Now, on my lunch break, I still want to run. But I'm willing to be patient longer. I've been in my sacro-iliac support belt except for sleep and showers for four weeks now. I've been doing my exercises. Two days ago, I think I could actually feel that my transverse abdominis muscle is flexing more. My back still hurts in the morning and if I do too much bending or sitting. But I'm making progress.


Yes, I can be patient.


And now, because cleaning up the food act and not gaining weight is an important part of the physical therapy process too, here's a diet update.


The restrictive part of my cleanse ended Thursday and went well. For this part, I used the four-day "kick-start" that's part of the Prevention Flat Belly Diet plan (the book is just called Flat Belly Diet). I never do the full diet (no diet has ever worked long-term for me), but this "kick-start" is great because it's all four days of menus and snacks spelled out for you and it's all about busting cravings, eating clean (complex carbs, protein, fruits and vegetables) and eliminating possible allergens (wheat and dairy and soy). It's very similar to the way I like to eat leading up to a marathon so I don't have any poop issues during the race.

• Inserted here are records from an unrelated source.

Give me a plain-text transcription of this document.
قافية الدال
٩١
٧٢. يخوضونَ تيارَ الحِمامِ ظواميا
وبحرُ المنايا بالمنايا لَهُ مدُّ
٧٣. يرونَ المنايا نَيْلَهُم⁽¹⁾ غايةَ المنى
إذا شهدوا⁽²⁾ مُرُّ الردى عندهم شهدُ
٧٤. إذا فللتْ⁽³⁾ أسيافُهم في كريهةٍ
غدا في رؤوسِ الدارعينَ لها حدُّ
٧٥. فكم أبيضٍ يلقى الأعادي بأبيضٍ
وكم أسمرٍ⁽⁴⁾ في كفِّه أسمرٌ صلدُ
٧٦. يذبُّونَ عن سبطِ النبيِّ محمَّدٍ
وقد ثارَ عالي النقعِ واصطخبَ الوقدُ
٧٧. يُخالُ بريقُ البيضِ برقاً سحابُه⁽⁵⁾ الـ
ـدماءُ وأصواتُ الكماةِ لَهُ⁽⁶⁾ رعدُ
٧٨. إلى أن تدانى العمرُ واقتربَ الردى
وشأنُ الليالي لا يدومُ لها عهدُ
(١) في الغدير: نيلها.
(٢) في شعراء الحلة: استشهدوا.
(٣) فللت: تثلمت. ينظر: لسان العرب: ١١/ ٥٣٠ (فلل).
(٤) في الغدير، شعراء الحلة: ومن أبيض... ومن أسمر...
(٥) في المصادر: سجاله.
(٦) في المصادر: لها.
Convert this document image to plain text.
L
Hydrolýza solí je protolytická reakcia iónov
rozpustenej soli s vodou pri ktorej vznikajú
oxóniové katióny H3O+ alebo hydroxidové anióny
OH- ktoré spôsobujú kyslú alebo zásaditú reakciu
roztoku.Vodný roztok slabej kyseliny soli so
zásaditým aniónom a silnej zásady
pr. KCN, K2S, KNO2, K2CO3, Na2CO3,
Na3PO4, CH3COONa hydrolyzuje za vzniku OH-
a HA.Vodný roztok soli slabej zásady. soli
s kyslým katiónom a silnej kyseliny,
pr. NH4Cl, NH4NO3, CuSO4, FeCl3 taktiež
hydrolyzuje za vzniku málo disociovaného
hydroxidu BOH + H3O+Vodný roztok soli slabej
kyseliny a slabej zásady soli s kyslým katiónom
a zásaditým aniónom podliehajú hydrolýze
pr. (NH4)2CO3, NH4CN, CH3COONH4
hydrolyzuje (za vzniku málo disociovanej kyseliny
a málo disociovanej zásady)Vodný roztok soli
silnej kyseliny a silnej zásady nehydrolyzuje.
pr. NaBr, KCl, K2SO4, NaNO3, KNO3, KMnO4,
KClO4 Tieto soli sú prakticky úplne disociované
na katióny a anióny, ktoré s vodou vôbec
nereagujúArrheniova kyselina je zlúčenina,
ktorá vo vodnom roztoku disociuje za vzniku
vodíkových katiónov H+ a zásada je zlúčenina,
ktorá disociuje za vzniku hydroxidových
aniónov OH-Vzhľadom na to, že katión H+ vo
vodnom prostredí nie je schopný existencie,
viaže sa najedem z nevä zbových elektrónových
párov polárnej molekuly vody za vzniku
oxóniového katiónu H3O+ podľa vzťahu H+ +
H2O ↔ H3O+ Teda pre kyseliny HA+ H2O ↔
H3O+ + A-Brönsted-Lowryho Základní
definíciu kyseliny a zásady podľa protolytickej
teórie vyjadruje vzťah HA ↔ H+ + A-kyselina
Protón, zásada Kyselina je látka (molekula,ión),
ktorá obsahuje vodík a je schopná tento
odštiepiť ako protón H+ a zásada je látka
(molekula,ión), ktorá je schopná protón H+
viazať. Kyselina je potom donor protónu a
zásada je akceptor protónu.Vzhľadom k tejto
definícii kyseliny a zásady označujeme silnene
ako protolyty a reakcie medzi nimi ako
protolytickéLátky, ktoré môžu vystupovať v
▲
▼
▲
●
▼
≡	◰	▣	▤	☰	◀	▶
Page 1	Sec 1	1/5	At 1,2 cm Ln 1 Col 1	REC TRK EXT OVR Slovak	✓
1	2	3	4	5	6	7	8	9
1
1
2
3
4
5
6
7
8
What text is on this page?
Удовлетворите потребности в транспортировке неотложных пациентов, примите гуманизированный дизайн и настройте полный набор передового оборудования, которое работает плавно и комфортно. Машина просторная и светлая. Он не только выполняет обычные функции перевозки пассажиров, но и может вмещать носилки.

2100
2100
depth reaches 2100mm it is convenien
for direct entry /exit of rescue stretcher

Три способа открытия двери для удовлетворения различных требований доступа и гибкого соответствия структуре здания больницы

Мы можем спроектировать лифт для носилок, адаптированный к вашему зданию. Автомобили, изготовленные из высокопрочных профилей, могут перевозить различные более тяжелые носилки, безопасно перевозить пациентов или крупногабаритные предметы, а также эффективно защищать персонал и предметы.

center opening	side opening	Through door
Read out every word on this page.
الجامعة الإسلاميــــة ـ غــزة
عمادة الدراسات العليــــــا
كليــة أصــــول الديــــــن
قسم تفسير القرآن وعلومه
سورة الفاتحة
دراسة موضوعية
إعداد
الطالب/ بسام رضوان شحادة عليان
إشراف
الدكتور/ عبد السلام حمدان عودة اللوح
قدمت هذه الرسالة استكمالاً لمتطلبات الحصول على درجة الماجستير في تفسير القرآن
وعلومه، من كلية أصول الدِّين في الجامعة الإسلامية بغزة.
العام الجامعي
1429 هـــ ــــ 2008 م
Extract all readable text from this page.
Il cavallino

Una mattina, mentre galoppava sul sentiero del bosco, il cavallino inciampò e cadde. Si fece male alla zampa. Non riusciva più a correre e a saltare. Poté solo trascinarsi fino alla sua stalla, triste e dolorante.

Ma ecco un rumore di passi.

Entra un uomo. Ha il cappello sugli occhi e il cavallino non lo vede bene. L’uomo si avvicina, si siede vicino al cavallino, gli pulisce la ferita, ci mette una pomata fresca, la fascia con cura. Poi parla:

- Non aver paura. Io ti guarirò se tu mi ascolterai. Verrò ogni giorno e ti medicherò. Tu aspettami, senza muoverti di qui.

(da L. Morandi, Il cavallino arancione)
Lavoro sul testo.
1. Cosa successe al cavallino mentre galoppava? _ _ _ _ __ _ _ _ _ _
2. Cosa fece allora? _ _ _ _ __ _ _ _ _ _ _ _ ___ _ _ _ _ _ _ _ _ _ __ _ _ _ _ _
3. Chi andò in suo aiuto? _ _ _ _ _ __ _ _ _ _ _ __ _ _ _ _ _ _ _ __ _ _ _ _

I do NOT adhere to their calorie restriction guidelines (roughly 1,200 a day for the four days)--I exercise too much for that, even at my cut-back level right now. What I DO use are the food suggestions for each meal and snack, and the "Sassy Water" recipe (stupid name, good stuff). If I'm hungry, I stick to the same foods, just eat more of them.


On Friday, I started eating normally again, and was pleased to note that my cravings for sweets and carbs were MUCH better than their frenzied level before the four days. True, on Saturday night, out to dinner with friends en route to The Hunger Games, I went nuts with chips and guac, a glass of wine and two super tasty fish tacos that left me feeling over-full for several hours afterward. But I went back to clean eating all day yesterday and skipped my Sunday treats. Saturday night's lapse must not have done too much damage, because I didn't miss the chocolate at all and still don't. Hopefully I can keep this going!


Meanwhile, I'm still taking the herbal supplements, a product by Renew Life called "First Cleanse." I take two in the morning that supposedly work on my liver, blood etc. and two in the evening that are supposed to help with elimination. They are reputedly pretty mild as these things go (I deliberately chose a product for newbies), and honestly I don't know if they are really doing anything. But they certainly aren't hurting, and if they're playing a role in the craving reduction, I'm all for them.


Tomorrow is my weekly weigh-in. I don't expect to have lost weight, but I don't think I've gained any either. As long as I can maintain my weight through this hiatus from running, I'll be one happy rehab patient.